- Massachusetts Department of Environmental Protection
Edmund Coletta, MassDEP – Director of Public Affairs
BOSTON — The Baker-Polito Administration today announced a new resource through the Massachusetts Department of Environmental Protection (MassDEP) to help cities and towns across the Commonwealth increase the quality of the residential recycling stream. The Recycling IQ Kit will help municipalities educate residents on how to better recycle in order to remove contaminants from the recycling stream and make those materials more attractive to the world’s commodity markets.
The program funding of $187,500 involves awards of $40,000 each to Dartmouth, Lowell, Lynn and New Bedford, $20,000 to Halifax, and $7,500 to Chatham. Additional funding is available to more communities that signup to implement the strategies included in the Recycling IQ Kit program.
“The Commonwealth is committed to sustainability and protection of our environment, and working collectively, we can continue to increase the economic value and environmental benefit of recycling in all of our communities,” said Governor Charlie Baker. “The Recycling IQ Kit is an innovative way to help cities and towns reach these important goals.”
“Cities and towns lead the way when it comes to recycling, so we are proud to offer this new program to help reduce their recycling costs,” said Lieutenant Governor Karyn Polito. “The Recycling IQ Kit is designed for communities to easily provide feedback and information so residents better understand what can go into the recycling cart.”

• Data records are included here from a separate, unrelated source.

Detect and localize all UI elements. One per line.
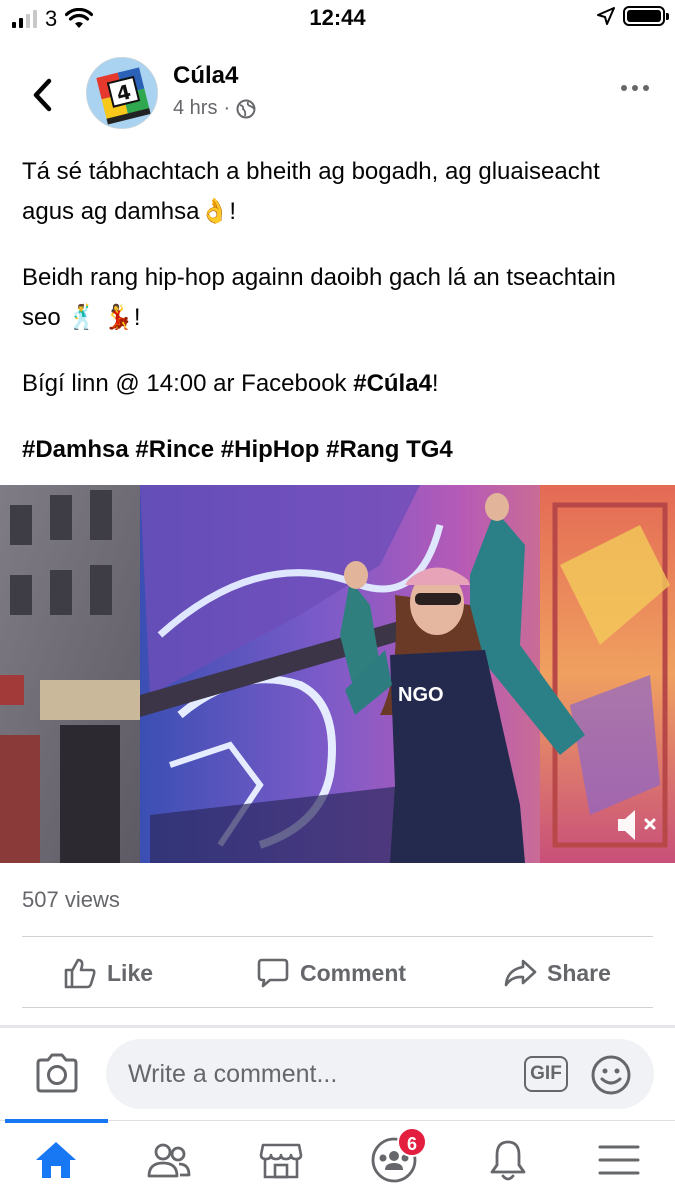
tab-home[interactable]: [29, 1135, 83, 1185]
comment-label: Comment: [300, 959, 407, 986]
bell-icon: [490, 1140, 526, 1181]
hashtags[interactable]: #Damhsa #Rince #HipHop #Rang TG4: [22, 430, 657, 470]
post-video[interactable]: NGO: [0, 485, 675, 863]
view-count: 507 views: [22, 887, 120, 912]
more-icon: [621, 85, 627, 91]
post-header: 4 Cúla4 4 hrs ·: [0, 55, 675, 135]
post-paragraph: Bígí linn @ 14:00 ar Facebook #Cúla4!: [22, 370, 439, 397]
mute-icon: [618, 810, 656, 840]
mute-button[interactable]: [615, 807, 661, 843]
clock: 12:44: [309, 5, 366, 30]
like-button[interactable]: Like: [63, 945, 153, 1001]
comment-placeholder: Write a comment...: [128, 1060, 338, 1088]
shirt-print: NGO: [398, 684, 444, 706]
comment-button[interactable]: Comment: [256, 945, 406, 1001]
tab-groups[interactable]: 6: [367, 1127, 427, 1185]
post-actions: Like Comment Share: [0, 945, 675, 1001]
page-avatar[interactable]: 4: [86, 57, 158, 129]
hashtag-link[interactable]: #Cúla4: [353, 370, 432, 397]
camera-button[interactable]: [34, 1052, 80, 1094]
emoji-icon: [591, 1055, 631, 1095]
tab-friends[interactable]: [142, 1135, 196, 1185]
back-icon: [33, 78, 52, 112]
bottom-nav: 6: [0, 1119, 675, 1200]
comment-input[interactable]: Write a comment... GIF: [106, 1039, 654, 1109]
post-meta: 4 hrs ·: [173, 97, 256, 120]
home-icon: [36, 1142, 76, 1178]
friends-icon: [147, 1143, 191, 1178]
tab-notifications[interactable]: [481, 1135, 535, 1185]
tab-marketplace[interactable]: [254, 1135, 308, 1185]
like-icon: [64, 958, 96, 989]
comment-icon: [257, 958, 289, 988]
status-bar: 3 12:44: [0, 0, 675, 40]
video-frame: NGO: [0, 485, 675, 863]
marketplace-icon: [259, 1143, 303, 1179]
globe-icon: [236, 99, 256, 118]
page-name[interactable]: Cúla4: [173, 62, 238, 90]
tab-menu[interactable]: [592, 1135, 646, 1185]
ok-hand-emoji: 👌: [199, 198, 230, 225]
post-text: Tá sé tábhachtach a bheith ag bogadh, ag…: [22, 152, 657, 496]
post-time[interactable]: 4 hrs: [173, 97, 217, 120]
share-icon: [504, 959, 537, 987]
battery-icon: [623, 6, 669, 26]
active-tab-indicator: [5, 1119, 108, 1123]
post-paragraph: Tá sé tábhachtach a bheith ag bogadh, ag…: [22, 158, 600, 225]
post-paragraph: Beidh rang hip-hop againn daoibh gach lá…: [22, 264, 616, 331]
like-label: Like: [107, 959, 154, 986]
share-button[interactable]: Share: [503, 945, 611, 1001]
back-button[interactable]: [22, 73, 62, 117]
dancer-emoji: 🕺 💃: [67, 304, 134, 331]
menu-icon: [598, 1145, 640, 1175]
divider: [22, 936, 653, 937]
camera-icon: [36, 1053, 78, 1093]
groups-badge: 6: [397, 1127, 427, 1157]
page-logo: 4: [87, 58, 157, 128]
status-right: [597, 6, 669, 26]
more-options-button[interactable]: [621, 85, 649, 91]
comment-composer: Write a comment... GIF: [0, 1036, 675, 1112]
gif-button[interactable]: GIF: [524, 1056, 568, 1092]
location-icon: [597, 7, 615, 25]
divider: [22, 1007, 653, 1008]
share-label: Share: [547, 959, 611, 986]
emoji-button[interactable]: [590, 1054, 632, 1096]
meta-separator: ·: [223, 97, 231, 119]
section-separator: [0, 1025, 675, 1028]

The Commonwealth encourages residents do their part to recycle at home, work or school, however, items are often placed in recycling bins that can contaminate the valuable materials and add handling costs at the local recycling facility. The Recycling IQ Kit provides steps, tools and resources to “Increase the Quality” or IQ of the materials collected locally.
“Massachusetts residents are eager to recycle, but at times, recycling can be confusing and putting unwanted items in a recycling container can increase costs,” said Energy and Environmental Affairs Secretary Matthew Beaton. “The Recycling IQ Kit will help residents make good recycling decisions to reduce trash costs and create greater recycling value.”
“MassDEP is committed to working with municipal recycling officials, haulers and recycling facilities to clean up the materials stream and insure a healthier recycling industry,” said MassDEP Commissioner Martin Suuberg. “With a robust recycling infrastructure in Massachusetts, it’s more important than ever to protect the investments made by local and state government and private industry and keep the supply chain of good, clean recyclables flowing to end-users to make new products and packaging.”
“As the Commonwealth looks for innovative new ways to combat the growing issue of climate change, the Department of Environmental Protection’s newly established Recycling IQ Kit will bolster municipal efforts to ensure the safe and seamless disposal of discarded materials,” said State Senator Eileen M. Donoghue (D-Lowell). “This funding will assist the City of Lowell as it continues its efforts to be an environmentally sustainable community.”
“This funding will empower Lowell to further improve residential recycling in ways that benefit our environment, as well as our local economy,” said State Representative Thomas A. Golden, Jr., (D-Lowell), Chairman of the Joint Committee on Telecommunications, Utilities, and Energy. “We look forward to working with MassDEP to achieve these goals and are excited to utilize their Recycling IQ Kit to provide our residents with the information they need to recycle more effectively.”
“Because residential recycling isn’t as simple as one would think, outreach is needed. Plastic bags from the grocery store, for example, can’t be included in single-stream recycling to the surprise of many,” said State Representative Antonio F.D. Cabral (D-New Bedford). “And that’s where this Recycling IQ Kit comes in. New Bedford residents want to recycle efficiently and this $40,000 grant will help us do that.
“The Recycling IQ Kit will not only enable sustainability within our communities, but will also provide valuable education regarding recycling for residents across the Commonwealth,” said State Representative Christopher Markey (D-Dartmouth).
The Recycling IQ Kit was created by MassDEP and The Recycling Partnership, and it has been tested in nearly a dozen Massachusetts communities. Municipalities can apply for funding of $7,500 to $40,000 to implement the Recycling IQ program, which involves providing direct feedback to residents by leaving “oops” tags on recycling carts letting them know what should and should not be recycled. The funding also pays for production of signage, mailers and banners and for staff to monitor recycling carts and distribute educational materials.